The American Library Association is “acting up” these days in celebration of Teen Read Week. This year’s theme, “Get Active @ Your Library,” is meant to encourage teens not only to become more frequent library visitors but also to lead fuller, more active lives, a message seconded by popular young adult novelist Edward Bloor. Bloor’s first three novels–TangerineCrusader, and Story Time–take place in diverse settings–on sports fields, in the video arcade of a shopping mall, and in a haunted magnet school, respectively–but the protagonists in the stories are drawn to unraveling the mysteries about themselves and their places within the community.

In Tangerine, Paul Fisher, a legally blind soccer player, seeks to find an identity separate from that of his brother, a football star–and a sociopath; while in Crusader, Roberta Ritter emerges from her isolating daily routine to help solve a hate crime. And, in Story Time, Kate and George Melvil must decide what they truly value in education and in their family. With plots far too complex to reduce to a few sentences, Bloor’s novels explore issues of class, race, the legal system, public education, standardized testing, and the media, even as they describe their characters’ journeys towards self-realization. As Bloor’s protagonists struggle to understand both the world around them and their own positions within it, they search for information at the library, on the Internet, and in their communities and families, which they then use to confront the past and to change the future.
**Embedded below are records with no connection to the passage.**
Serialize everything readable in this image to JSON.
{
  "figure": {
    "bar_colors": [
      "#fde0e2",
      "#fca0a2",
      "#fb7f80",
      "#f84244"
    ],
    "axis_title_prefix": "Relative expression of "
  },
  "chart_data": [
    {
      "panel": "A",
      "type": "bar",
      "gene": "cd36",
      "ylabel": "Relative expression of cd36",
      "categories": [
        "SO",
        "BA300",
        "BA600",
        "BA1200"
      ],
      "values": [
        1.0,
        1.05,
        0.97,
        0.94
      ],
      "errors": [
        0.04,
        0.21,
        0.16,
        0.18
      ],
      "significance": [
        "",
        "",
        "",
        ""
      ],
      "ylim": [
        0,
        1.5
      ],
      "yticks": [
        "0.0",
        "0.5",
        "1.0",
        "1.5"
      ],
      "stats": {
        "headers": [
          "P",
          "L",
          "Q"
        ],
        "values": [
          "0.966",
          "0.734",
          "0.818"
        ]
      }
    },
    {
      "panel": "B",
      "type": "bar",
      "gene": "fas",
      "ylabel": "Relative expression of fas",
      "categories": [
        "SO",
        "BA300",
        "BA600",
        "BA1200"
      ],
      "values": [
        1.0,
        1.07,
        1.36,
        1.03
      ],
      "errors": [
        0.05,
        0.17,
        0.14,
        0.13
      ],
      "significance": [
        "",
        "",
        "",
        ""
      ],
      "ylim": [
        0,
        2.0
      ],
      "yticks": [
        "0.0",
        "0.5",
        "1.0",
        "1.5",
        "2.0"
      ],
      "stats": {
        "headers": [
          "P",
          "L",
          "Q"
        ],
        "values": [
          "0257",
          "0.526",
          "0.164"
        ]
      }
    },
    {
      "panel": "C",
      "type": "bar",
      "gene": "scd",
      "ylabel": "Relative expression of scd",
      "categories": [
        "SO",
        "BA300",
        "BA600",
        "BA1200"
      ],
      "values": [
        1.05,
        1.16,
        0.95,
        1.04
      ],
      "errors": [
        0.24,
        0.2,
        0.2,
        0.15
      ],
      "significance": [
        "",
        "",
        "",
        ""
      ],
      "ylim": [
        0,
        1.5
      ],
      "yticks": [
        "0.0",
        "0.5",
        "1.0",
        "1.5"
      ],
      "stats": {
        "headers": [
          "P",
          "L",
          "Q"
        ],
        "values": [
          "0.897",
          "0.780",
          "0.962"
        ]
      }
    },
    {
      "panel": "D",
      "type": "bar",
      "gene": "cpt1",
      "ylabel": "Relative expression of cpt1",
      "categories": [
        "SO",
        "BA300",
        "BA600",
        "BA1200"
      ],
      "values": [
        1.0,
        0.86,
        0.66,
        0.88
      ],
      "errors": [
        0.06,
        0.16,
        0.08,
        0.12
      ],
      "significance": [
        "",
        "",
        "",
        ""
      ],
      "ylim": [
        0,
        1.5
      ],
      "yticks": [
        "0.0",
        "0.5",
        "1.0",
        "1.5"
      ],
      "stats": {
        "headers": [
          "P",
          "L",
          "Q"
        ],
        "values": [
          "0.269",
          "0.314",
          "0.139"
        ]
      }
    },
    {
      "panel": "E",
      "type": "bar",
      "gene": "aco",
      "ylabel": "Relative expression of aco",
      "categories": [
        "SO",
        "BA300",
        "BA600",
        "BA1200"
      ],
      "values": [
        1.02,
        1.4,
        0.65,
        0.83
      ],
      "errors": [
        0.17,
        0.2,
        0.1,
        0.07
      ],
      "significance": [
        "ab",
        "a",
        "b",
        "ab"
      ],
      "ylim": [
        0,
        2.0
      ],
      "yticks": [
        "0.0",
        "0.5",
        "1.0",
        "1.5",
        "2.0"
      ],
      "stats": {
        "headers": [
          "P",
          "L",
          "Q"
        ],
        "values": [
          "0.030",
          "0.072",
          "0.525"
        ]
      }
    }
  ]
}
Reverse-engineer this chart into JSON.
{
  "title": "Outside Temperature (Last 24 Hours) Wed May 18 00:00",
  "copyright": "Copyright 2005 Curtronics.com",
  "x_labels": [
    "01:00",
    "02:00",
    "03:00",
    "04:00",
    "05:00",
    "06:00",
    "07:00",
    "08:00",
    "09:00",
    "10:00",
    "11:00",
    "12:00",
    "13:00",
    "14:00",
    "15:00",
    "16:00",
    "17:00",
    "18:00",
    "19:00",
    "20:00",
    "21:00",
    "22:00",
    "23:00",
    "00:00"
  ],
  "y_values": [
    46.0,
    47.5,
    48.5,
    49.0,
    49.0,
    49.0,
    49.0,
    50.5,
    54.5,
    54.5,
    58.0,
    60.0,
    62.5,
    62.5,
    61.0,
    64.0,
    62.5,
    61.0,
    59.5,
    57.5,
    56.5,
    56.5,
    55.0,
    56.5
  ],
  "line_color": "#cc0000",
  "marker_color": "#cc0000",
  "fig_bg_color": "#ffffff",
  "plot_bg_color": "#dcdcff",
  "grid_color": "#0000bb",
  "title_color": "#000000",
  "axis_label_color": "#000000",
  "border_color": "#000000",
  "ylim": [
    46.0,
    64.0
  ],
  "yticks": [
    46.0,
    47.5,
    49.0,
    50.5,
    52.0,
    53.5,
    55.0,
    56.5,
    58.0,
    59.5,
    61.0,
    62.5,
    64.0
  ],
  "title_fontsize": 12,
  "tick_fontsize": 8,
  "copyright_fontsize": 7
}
At each novel’s end, the main characters, acting upon their newly found knowledge, begin to lead the lives that they have sought–and fought for–and their discoveries offer others around them, be they middle school soccer players, struggling business owners, or homeless individuals, the same chance.

In Bloor’s most recent novel, London Calling, which was just released last month, Martin Conway investigates his grandfather’s role as a World War II diplomat, as well as his own eerily realistic dreams about a boy trapped in the cross fires of war. The book’s plot summary and its tagline, “What did you do to help,” suggest that this is another story in which Edward Bloor reminds his young adult audience of the importance of facing the problems of the past, personal or collective, and taking action to prevent their recurrence.